Bloodline — Our boy Jonathan Banks, who plays Mike Ehrmentraut on Breaking Bad — is making the same mistake that Giancarlo Esposito did by making a drama for NBC. In the comic-book stylized thriller, Banks will play “the villainous Leo Killpriest, the patriarch of an ancient line of killers, brigands and mercenaries who’s worried that the last remaining members of his scattered family will be wiped off the face of the earth.” I like that he’s getting more work, but I wish he’d stick with cable. He was also wasted in the weekend’s big comedy hit at the box office, Identity Thief.

Mom — Single-moms are the hip new thing this pilot season (see also), and Nate Corddry has signed on as the male lead in this Chuck Lorre sitcom, which will star Anna Faris as a single and newly sober mom who moves in with her mother, played by Allison Janney. Great cast, but DAMN: Why’s it gotta be Chuck Lorre, and why’s it gotta be on CBS?

Intelligence — Save for his stint on Community, we haven’t seen a lot of Josh Holloway since he played Sawyer on Lost. The good news is, his pilot is a virtual lock to be greenlit, but the bad news is, it’s because it’s ANOTHER CBS procedural, although at least it’s not a spin-off. The show is set “at U.S. Cyber Command and focuses on a unit that has been created around one agent with a very special gift — a microchip has been implanted in his brain that allows him to access the entire electromagnetic spectrum.” That sounds spectacularly silly.

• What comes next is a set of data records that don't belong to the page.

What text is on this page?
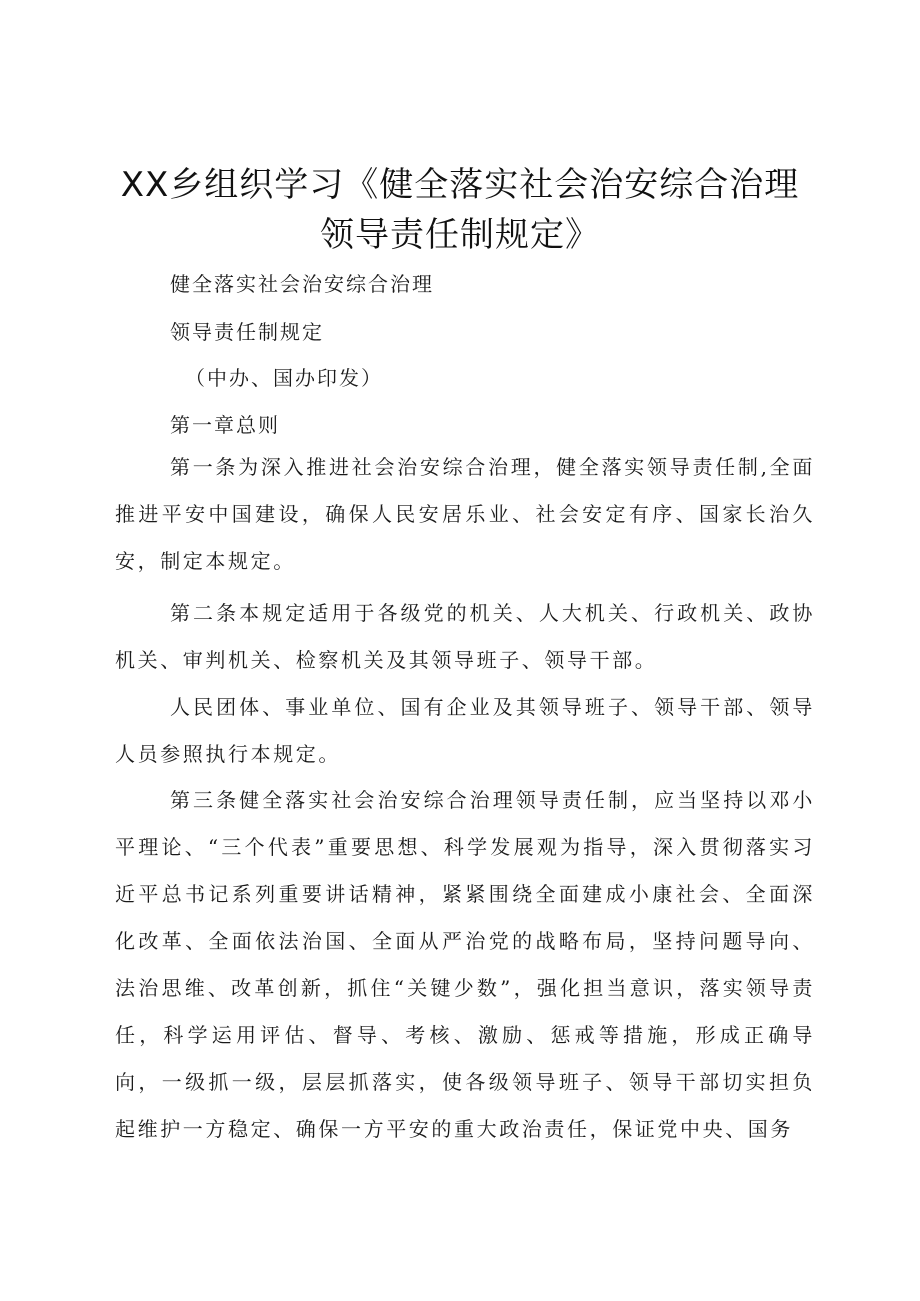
XX乡组织学习《健全落实社会治安综合治理
领导责任制规定》

健全落实社会治安综合治理

领导责任制规定

（中办、国办印发）

第一章总则

第一条为深入推进社会治安综合治理，健全落实领导责任制,全面推进平安中国建设，确保人民安居乐业、社会安定有序、国家长治久安，制定本规定。

第二条本规定适用于各级党的机关、人大机关、行政机关、政协机关、审判机关、检察机关及其领导班子、领导干部。

人民团体、事业单位、国有企业及其领导班子、领导干部、领导人员参照执行本规定。

第三条健全落实社会治安综合治理领导责任制，应当坚持以邓小平理论、“三个代表”重要思想、科学发展观为指导，深入贯彻落实习近平总书记系列重要讲话精神，紧紧围绕全面建成小康社会、全面深化改革、全面依法治国、全面从严治党的战略布局，坚持问题导向、法治思维、改革创新，抓住“关键少数”，强化担当意识，落实领导责任，科学运用评估、督导、考核、激励、惩戒等措施，形成正确导向，一级抓一级，层层抓落实，使各级领导班子、领导干部切实担负起维护一方稳定、确保一方平安的重大政治责任，保证党中央、国务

Dracula — This NBC Once Upon a Time-ish show is about Dracula posing as an American businessman in London in the 1890s. It has already cast Jonathan Rhys Meyers as the Count (dudes eyes CREEP ME THE F**K OUT), and now it has cast Thomas Kretschmann as Van Helsing, a “brilliant professor with a cool exterior who is obsessed with revenge.” Thomas Kretschmann may be familiar to you from the short-lived series, The River or as Captain Englehorn in Peter Jackson’s King Kong.

HBO Comedy Pilot — Jonathan Groff — who is much better than what he’s best known for (Jesse St. James in Glee) — has signed on to the HBO comedy about a group of gay friends living in San Francisco and dealing with the “modern gay experience.” It’s not much to go on, but it does come from Bored to Death‘s Sarah Condon and writer Michael Lannan. Groff was also excellent in the now cancelled Boss, which now goes by the name House of Cards (see what I did there?)

Untitled Fox Cop Comedy — Finally, the Andy Samberg cop comedy from Parks and Rec’s Michael Schur — which has been getting a lot of buzz this pilot season — has picked up Andre Braugher of the last Last Resort. Braugher, who joins Samberg and Terry Crews, will play the force’s serious-minded captain in what will most certainly be the sitcom paired with New Girl in the 2013-2014 season.